Scientists observed that working only on the reduction of evil or undesirable behavior as not very efficient. Therefore, they empirically sustain the idea that intervention is most efficient if it works on acquiring alternative or adequate behaviors simultaneously with reducing the undesirable one. The explanation is that negative behaviors - as any other behavior - has some functions in the individual's life. In order to remit or decelerate it, we need to offer positive behaviors which have the same functions. The following strategies are presented accordingly to their efficiency, starting from the most powerful to the least.
The acceleration of a contrary behavior
In the first strategy, the contrary behavior refers to the exact opposite of the negative one. For example, if one has anxiety, the opposite behavior would be relaxation. There are a lot of relaxing techniques which can be successfully used when one has an anxiety attack.
Complementary behavior acceleration
The second strategy refers to the acceleration of a complementary behavior, complementary from a functional point of view. This means that this kind of behavior leads to the same result or state of mind as the negative one and it is not necessarily opposite. For example, if a person eats in a compulsory way, and eating here has the function of bringing pleasure, maybe because that person is stuck in an office all day, it is useful to find another behavior which could lead to the same purpose of bringing pleasure. This could be a hobby for example.

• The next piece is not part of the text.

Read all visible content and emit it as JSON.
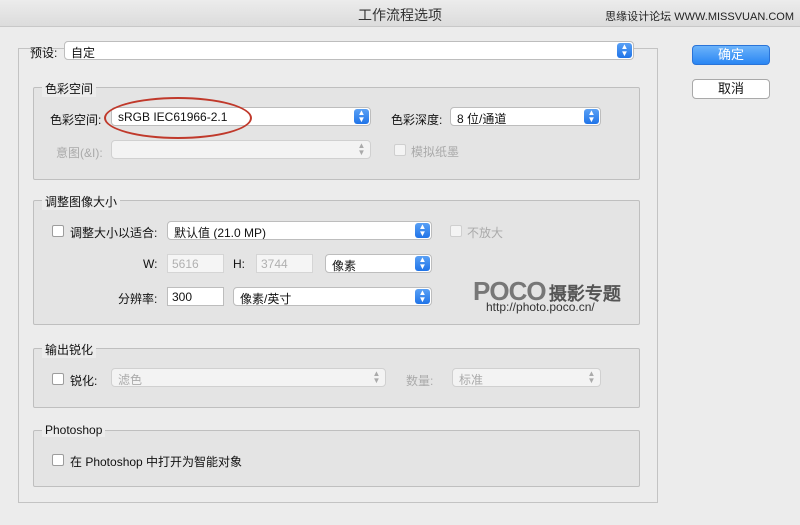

If this second strategy doesn't work, there is a third one, called the acceleration of any other behavior than the targeted one.

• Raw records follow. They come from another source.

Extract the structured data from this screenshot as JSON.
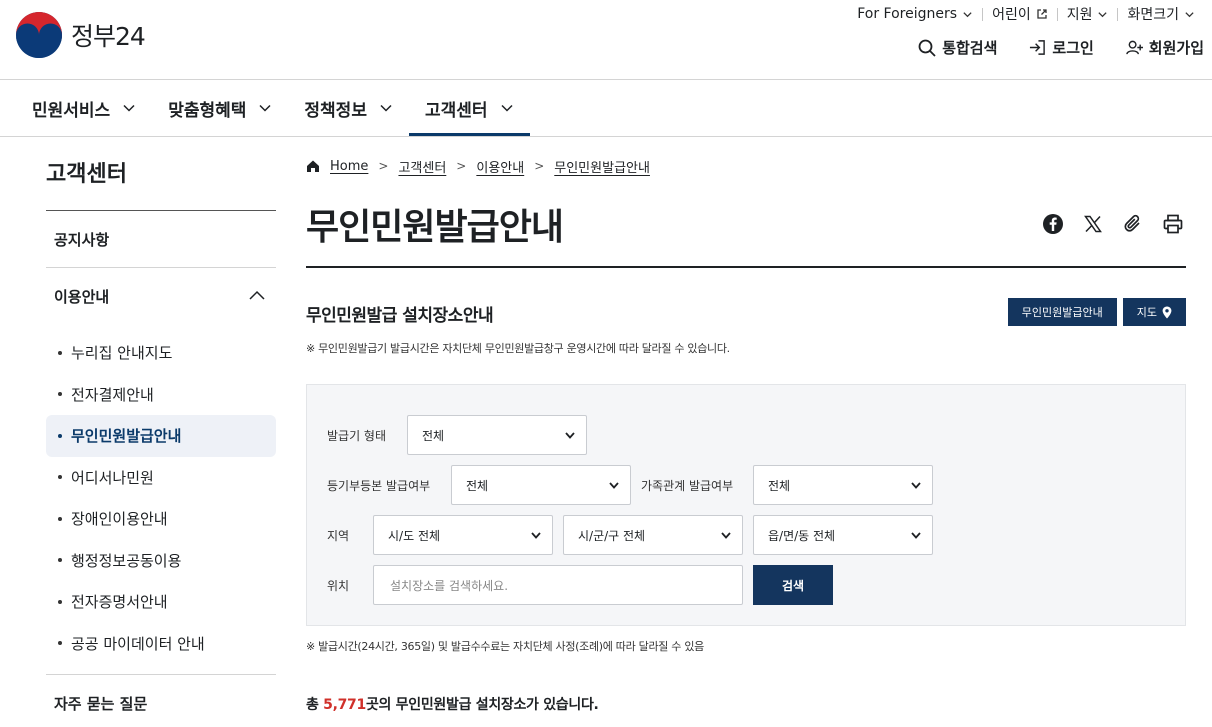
{
  "header": {
    "logo_text": "정부",
    "logo_num": "24",
    "utility": {
      "foreigners": "For Foreigners",
      "kids": "어린이",
      "support": "지원",
      "screen_size": "화면크기"
    },
    "actions": {
      "search": "통합검색",
      "login": "로그인",
      "signup": "회원가입"
    },
    "menu": [
      {
        "label": "민원서비스"
      },
      {
        "label": "맞춤형혜택"
      },
      {
        "label": "정책정보"
      },
      {
        "label": "고객센터"
      }
    ]
  },
  "sidebar": {
    "title": "고객센터",
    "sections": [
      {
        "label": "공지사항"
      },
      {
        "label": "이용안내"
      },
      {
        "label": "자주 묻는 질문"
      }
    ],
    "sub_items": [
      {
        "label": "누리집 안내지도"
      },
      {
        "label": "전자결제안내"
      },
      {
        "label": "무인민원발급안내"
      },
      {
        "label": "어디서나민원"
      },
      {
        "label": "장애인이용안내"
      },
      {
        "label": "행정정보공동이용"
      },
      {
        "label": "전자증명서안내"
      },
      {
        "label": "공공 마이데이터 안내"
      }
    ]
  },
  "breadcrumb": [
    "Home",
    "고객센터",
    "이용안내",
    "무인민원발급안내"
  ],
  "page_title": "무인민원발급안내",
  "section": {
    "title": "무인민원발급 설치장소안내",
    "btn_kiosk": "무인민원발급안내",
    "btn_map": "지도",
    "note": "※ 무인민원발급기 발급시간은 자치단체 무인민원발급창구 운영시간에 따라 달라질 수 있습니다."
  },
  "search": {
    "kiosk_type_label": "발급기 형태",
    "kiosk_type_value": "전체",
    "register_label": "등기부등본 발급여부",
    "register_value": "전체",
    "family_label": "가족관계 발급여부",
    "family_value": "전체",
    "region_label": "지역",
    "sido_value": "시/도 전체",
    "sigungu_value": "시/군/구 전체",
    "dong_value": "읍/면/동 전체",
    "location_label": "위치",
    "location_placeholder": "설치장소를 검색하세요.",
    "search_button": "검색"
  },
  "note2": "※ 발급시간(24시간, 365일) 및 발급수수료는 자치단체 사정(조례)에 따라 달라질 수 있음",
  "total": {
    "prefix": "총 ",
    "count": "5,771",
    "suffix": "곳의 무인민원발급 설치장소가 있습니다."
  }
}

The acceleration of any other behavior than the targeted one
The difference is that this behavior is not opposite to the negative one, nor it has the same function of the negative one. For example, if a person has clinical depression, she could hide in routine. This would make her life go on, even though her feelings and cognition tell her the exact opposite. All these strategies have the aim of remitting a certain negative behavior and what is important is that one doesn't focus so much on what no to do, but rather what to do.
Another set of strategies refers to the reduction of the targeted behavior. One of these strategies is named "deceleration through extinction". The purpose of this strategy is to make the person see no causality between a specific situation and a behavior. If for example a person has a phobia he keeps on avoiding specific contexts. This kind of behavior is to be extinct. The person is placed exactly in that context and gradually the person realizes that the certain environment does not do him any harm. Another method is to reduce the behavior through reinforcements by stimulating a desirable behavior and by punishing and undesirable one.
In conclusion, the methods presented above have the premise that is more efficient to remit or decelerate a behavior not by working intensively on getting rid of the negative part but putting more effort in developing new, positive behaviors.